Jede Sprache deckt die Breite des Wortfeldes auf spezifische Art und Weise ab, für die regionale historische und kulturelle Entwicklungen Ausschlag gebend waren (siehe die lexikalische Entsprechungstabelle von Begriffen in Latein, Deutsch, Englisch und Französisch). Dabei kam es immer wieder zu begrifflichen Übernahmen aus anderen Sprachen, wie etwa das deutsche Lehnwort Grenze aus dem Slawischen (granica) aufzeigt. Das Wortfeld und die Verwendung der einzelnen Begriffe veränderten sich mit der politischen Verfassung der Gemeinwesen und den sich verändernden Vorstellungen von Territorialität. Dabei tauchten neue Begriffe auf, etwa »Grenze«, oder aber ältere Begriffe änderten ihre Bedeutung und verdrängten Bezeichnungen, die nicht mehr zu den jeweils vorherrschenden Vorstellungen einer Grenze passten (Medick 1993:200). Mit der Herausbildung flächenhafter Staatlichkeit in der Frühen Neuzeit löste im Deutschen »Grenze« das ältere »Mark« ab.

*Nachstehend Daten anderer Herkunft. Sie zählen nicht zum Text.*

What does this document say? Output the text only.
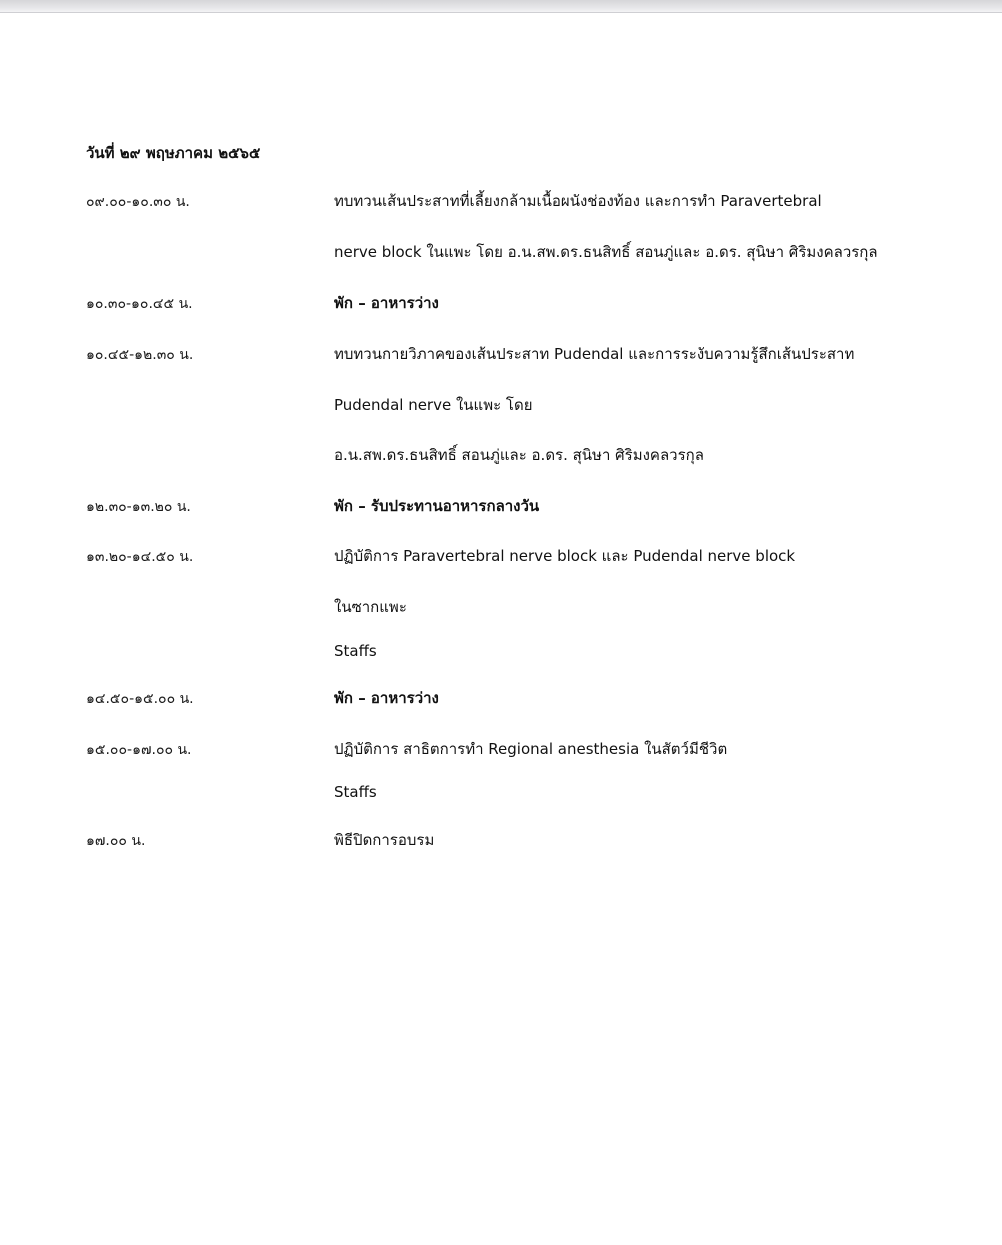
วันที่ ๒๙ พฤษภาคม ๒๕๖๕
๐๙.๐๐-๑๐.๓๐ น.	ทบทวนเส้นประสาทที่เลี้ยงกล้ามเนื้อผนังช่องท้อง และการทำ Paravertebral
nerve block ในแพะ โดย อ.น.สพ.ดร.ธนสิทธิ์ สอนภู่และ อ.ดร. สุนิษา ศิริมงคลวรกุล
๑๐.๓๐-๑๐.๔๕ น.	พัก – อาหารว่าง
๑๐.๔๕-๑๒.๓๐ น.	ทบทวนกายวิภาคของเส้นประสาท Pudendal และการระงับความรู้สึกเส้นประสาท
Pudendal nerve ในแพะ โดย
อ.น.สพ.ดร.ธนสิทธิ์ สอนภู่และ อ.ดร. สุนิษา ศิริมงคลวรกุล
๑๒.๓๐-๑๓.๒๐ น.	พัก – รับประทานอาหารกลางวัน
๑๓.๒๐-๑๔.๕๐ น.	ปฏิบัติการ Paravertebral nerve block และ Pudendal nerve block
ในซากแพะ
Staffs
๑๔.๕๐-๑๕.๐๐ น.	พัก – อาหารว่าง
๑๕.๐๐-๑๗.๐๐ น.	ปฏิบัติการ สาธิตการทำ Regional anesthesia ในสัตว์มีชีวิต
Staffs
๑๗.๐๐ น.	พิธีปิดการอบรม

Im Französischen löste das ursprünglich stark militärisch konnotierte frontière das ältere limite d’état als Bezeichnung für Staatsgrenze ab, verschmolz seit dem 16. Jahrhundert mit der Vorstellung »natürlicher« Grenzen des Staates und steht seit der Französischen Revolution für die »nationale« Grenze (Fèbvre 1988; Nordman 1986:58). Im Englischen steht seit dem 19. Jahrhundert der frontier-Begriff im Zeichen von Eroberung und Siedlungskolonisation des amerikanischen Westens. Als Bezeichnung für die moderne Staatsgrenze haben sich boundary oder border, das ursprünglich eher eine zonale Bedeutung hatte, etabliert (Anderson 1996:9f; Prescott 1978:31). Frontier wurde in der Folge auf andere Erweiterungs- und Erschließungsvorgänge übertragen, die entweder apologetisch als zivilisatorischer Fortschritt oder kritisch als Kolonisierung, Zurichtung und Aneignung im Dienste von politischer Herrschaft oder ökonomischer Ausbeutung gefasst wurden (Komlosy 2016:37; Moore 2015:51).